Nouveau partenariat entre Ithra et la Commission royale pour AlUla pour développer les industries créatives

  • Ithra et la Commission royale pour AlUla collaborent ensemble pour le sixième Ithra Art Prize
  • L'Ithra Art Prize, doté d’une récompense de 100 000 dollars, est l'un des prix les plus importants de la région

RIYAD: Le Centre King Abdulaziz pour la culture mondiale et la Commission royale pour AlUla (RCU) collaborent pour le sixième Ithra Art Prize dans le cadre d'un partenariat visant à promouvoir et à développer les arts et les industries de la culture à travers l'Arabie saoudite.

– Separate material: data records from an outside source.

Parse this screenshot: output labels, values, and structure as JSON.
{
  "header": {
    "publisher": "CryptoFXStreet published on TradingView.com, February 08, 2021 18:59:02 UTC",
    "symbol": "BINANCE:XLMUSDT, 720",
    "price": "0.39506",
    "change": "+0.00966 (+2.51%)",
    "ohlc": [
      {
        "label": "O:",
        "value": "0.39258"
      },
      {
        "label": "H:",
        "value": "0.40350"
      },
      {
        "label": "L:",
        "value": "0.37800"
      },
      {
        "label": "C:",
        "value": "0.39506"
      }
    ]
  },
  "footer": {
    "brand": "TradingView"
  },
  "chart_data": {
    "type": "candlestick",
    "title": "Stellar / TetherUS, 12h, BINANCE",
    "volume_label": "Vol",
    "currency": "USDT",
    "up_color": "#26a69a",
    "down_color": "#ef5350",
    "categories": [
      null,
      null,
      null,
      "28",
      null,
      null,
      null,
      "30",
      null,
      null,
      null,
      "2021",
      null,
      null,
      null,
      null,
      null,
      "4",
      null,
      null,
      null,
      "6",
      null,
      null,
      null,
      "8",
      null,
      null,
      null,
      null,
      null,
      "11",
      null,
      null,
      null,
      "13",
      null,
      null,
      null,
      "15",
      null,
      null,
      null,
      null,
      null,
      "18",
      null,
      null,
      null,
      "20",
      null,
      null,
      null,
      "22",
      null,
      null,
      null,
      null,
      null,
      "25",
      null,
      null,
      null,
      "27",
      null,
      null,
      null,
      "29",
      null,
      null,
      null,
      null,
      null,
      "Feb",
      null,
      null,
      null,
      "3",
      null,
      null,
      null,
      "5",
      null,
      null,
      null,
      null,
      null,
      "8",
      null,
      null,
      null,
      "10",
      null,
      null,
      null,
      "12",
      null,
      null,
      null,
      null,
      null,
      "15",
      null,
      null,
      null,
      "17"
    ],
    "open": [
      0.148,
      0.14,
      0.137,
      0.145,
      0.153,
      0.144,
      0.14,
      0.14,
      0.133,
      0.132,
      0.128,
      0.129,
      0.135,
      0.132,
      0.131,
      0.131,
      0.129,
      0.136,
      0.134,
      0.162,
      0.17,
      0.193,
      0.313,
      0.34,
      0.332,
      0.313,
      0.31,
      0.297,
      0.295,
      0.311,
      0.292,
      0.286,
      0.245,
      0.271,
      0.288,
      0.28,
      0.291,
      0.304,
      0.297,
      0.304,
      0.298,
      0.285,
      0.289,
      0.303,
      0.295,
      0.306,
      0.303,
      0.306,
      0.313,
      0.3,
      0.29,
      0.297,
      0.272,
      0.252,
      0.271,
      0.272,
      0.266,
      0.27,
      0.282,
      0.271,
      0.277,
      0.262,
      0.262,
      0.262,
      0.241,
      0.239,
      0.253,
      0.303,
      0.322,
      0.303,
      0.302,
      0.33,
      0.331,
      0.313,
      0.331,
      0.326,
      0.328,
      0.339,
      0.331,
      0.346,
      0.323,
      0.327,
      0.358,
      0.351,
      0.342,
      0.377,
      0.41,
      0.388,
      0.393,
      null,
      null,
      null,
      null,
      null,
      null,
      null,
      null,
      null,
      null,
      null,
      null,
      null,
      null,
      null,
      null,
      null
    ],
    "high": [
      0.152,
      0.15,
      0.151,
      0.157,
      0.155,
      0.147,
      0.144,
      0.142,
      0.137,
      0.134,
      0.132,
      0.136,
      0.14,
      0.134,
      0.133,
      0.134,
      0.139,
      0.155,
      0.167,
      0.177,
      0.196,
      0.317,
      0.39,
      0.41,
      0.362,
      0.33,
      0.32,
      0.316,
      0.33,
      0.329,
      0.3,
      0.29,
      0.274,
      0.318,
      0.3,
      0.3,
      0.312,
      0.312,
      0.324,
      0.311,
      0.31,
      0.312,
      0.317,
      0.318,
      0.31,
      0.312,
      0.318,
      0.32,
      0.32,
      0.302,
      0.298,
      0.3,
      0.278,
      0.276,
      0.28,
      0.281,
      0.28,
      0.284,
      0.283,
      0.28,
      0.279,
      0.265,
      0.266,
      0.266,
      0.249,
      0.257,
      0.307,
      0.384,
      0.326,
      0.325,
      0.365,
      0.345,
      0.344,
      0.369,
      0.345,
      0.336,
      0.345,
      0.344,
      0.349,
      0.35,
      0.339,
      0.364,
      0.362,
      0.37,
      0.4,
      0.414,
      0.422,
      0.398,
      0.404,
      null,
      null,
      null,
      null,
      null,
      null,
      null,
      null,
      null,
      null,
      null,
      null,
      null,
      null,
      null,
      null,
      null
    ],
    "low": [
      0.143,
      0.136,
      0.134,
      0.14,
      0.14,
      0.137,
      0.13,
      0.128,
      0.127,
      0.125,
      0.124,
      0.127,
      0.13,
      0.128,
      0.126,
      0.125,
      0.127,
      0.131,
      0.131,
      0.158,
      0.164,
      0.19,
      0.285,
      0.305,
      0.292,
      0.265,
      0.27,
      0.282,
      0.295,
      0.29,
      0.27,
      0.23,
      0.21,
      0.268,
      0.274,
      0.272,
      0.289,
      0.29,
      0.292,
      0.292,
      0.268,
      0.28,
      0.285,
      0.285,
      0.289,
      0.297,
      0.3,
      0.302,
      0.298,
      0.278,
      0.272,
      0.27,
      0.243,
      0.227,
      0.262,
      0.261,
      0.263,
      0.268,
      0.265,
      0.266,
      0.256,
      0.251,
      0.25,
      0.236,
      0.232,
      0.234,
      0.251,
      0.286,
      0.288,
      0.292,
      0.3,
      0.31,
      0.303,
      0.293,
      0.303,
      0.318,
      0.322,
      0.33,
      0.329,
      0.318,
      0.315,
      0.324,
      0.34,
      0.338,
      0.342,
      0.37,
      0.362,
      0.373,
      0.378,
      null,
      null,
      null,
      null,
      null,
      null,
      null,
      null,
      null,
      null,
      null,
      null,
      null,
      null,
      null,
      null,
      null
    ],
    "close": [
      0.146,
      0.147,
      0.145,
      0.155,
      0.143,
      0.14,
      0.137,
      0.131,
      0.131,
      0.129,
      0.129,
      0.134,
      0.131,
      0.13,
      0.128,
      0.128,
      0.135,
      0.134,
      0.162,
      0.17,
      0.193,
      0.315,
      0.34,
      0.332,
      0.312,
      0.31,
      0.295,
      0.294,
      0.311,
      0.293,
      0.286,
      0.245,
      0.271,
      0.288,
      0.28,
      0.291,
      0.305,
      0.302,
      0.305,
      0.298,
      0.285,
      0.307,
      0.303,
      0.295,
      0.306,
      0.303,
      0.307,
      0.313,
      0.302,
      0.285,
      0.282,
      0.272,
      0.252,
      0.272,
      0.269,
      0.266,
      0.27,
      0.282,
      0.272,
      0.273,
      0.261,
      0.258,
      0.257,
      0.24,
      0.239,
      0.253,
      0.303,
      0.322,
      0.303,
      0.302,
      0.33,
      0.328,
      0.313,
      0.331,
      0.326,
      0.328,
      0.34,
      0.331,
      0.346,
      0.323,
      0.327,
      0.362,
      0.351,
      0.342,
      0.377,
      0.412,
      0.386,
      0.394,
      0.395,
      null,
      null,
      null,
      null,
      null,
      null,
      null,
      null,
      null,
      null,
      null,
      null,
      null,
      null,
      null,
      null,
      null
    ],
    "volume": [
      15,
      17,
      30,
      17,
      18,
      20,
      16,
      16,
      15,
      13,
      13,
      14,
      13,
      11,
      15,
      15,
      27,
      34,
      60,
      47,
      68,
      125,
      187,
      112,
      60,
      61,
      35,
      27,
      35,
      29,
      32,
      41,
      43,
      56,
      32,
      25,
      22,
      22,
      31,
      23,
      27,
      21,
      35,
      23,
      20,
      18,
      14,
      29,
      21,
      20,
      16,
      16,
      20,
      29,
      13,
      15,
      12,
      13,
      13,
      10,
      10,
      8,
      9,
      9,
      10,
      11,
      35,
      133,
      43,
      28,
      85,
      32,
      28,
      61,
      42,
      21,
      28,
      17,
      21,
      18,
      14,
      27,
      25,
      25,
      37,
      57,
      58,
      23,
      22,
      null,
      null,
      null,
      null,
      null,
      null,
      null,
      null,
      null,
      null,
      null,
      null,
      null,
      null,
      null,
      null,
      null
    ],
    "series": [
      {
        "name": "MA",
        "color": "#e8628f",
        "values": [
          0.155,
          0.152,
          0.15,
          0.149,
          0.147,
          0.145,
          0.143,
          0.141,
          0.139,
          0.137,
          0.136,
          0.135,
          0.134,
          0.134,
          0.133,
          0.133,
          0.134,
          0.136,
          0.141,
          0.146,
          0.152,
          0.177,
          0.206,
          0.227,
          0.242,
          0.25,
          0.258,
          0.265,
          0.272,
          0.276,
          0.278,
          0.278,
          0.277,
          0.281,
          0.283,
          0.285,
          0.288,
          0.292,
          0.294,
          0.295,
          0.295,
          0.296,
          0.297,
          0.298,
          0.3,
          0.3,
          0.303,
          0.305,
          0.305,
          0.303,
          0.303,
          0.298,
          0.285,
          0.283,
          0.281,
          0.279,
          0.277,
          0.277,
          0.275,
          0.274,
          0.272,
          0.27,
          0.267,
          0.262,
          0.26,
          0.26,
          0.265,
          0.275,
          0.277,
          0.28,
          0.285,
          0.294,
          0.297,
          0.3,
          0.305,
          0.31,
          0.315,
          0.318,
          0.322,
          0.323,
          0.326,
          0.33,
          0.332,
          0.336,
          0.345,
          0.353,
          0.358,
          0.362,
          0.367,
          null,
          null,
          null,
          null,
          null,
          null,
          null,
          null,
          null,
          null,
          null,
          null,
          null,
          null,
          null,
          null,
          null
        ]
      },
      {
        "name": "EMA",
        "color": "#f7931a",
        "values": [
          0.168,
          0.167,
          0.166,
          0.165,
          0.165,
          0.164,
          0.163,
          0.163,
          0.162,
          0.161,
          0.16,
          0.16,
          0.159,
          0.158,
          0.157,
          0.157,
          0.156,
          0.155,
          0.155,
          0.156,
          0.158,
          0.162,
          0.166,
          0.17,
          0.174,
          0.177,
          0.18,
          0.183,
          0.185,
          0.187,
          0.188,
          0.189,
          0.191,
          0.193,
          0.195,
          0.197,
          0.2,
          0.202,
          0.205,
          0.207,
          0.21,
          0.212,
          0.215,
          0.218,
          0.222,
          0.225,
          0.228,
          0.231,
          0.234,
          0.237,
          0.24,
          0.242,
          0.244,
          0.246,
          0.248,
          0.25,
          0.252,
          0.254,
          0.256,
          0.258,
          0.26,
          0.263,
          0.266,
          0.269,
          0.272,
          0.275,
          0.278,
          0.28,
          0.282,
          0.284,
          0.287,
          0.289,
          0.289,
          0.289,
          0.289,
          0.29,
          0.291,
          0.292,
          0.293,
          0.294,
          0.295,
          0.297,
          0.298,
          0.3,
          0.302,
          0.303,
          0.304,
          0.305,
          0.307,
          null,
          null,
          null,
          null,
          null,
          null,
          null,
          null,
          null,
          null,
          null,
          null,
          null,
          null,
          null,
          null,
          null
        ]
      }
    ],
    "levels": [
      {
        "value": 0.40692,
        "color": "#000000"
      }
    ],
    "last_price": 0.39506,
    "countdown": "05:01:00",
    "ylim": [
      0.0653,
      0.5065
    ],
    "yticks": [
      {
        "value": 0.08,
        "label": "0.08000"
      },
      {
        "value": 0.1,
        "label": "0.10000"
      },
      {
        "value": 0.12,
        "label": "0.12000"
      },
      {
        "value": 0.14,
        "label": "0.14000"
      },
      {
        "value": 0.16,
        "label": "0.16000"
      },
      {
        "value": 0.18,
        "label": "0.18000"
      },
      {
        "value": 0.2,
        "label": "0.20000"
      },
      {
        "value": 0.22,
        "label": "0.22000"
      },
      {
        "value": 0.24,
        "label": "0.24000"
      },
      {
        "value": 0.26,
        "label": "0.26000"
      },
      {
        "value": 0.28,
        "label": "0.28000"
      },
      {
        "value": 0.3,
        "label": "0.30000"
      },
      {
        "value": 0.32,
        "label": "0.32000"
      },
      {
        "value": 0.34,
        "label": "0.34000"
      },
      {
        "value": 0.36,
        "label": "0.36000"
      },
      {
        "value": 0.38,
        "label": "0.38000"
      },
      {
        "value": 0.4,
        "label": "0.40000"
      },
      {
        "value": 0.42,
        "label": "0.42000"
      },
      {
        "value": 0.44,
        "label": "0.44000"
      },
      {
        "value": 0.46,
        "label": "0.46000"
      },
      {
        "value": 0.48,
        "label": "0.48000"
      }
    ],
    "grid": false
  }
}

Les personnes souhaitant participer au concours, doté d'un prix de 100 000 dollars (un dollar = 0,91 euro), ont jusqu'au 30 septembre pour s’inscrire. L'œuvre primée sera dévoilée lors du festival des arts AlUla en février prochain.

«Grâce à nos efforts, nous allons relier les régions de l'ouest et de l'est à travers l'art et la culture, développer conjointement des programmes et des ateliers au profit des communautés d’AlUla et d’Ithra, soutenir l’élaboration des prix d'AlUla et d’Ithra, unir nos efforts pour mener des projets et des production créatives et permettre la participation aux initiatives les uns des autres», a affirmé Nora Aldabal, directrice exécutive de Arts AlUla, à Arab News.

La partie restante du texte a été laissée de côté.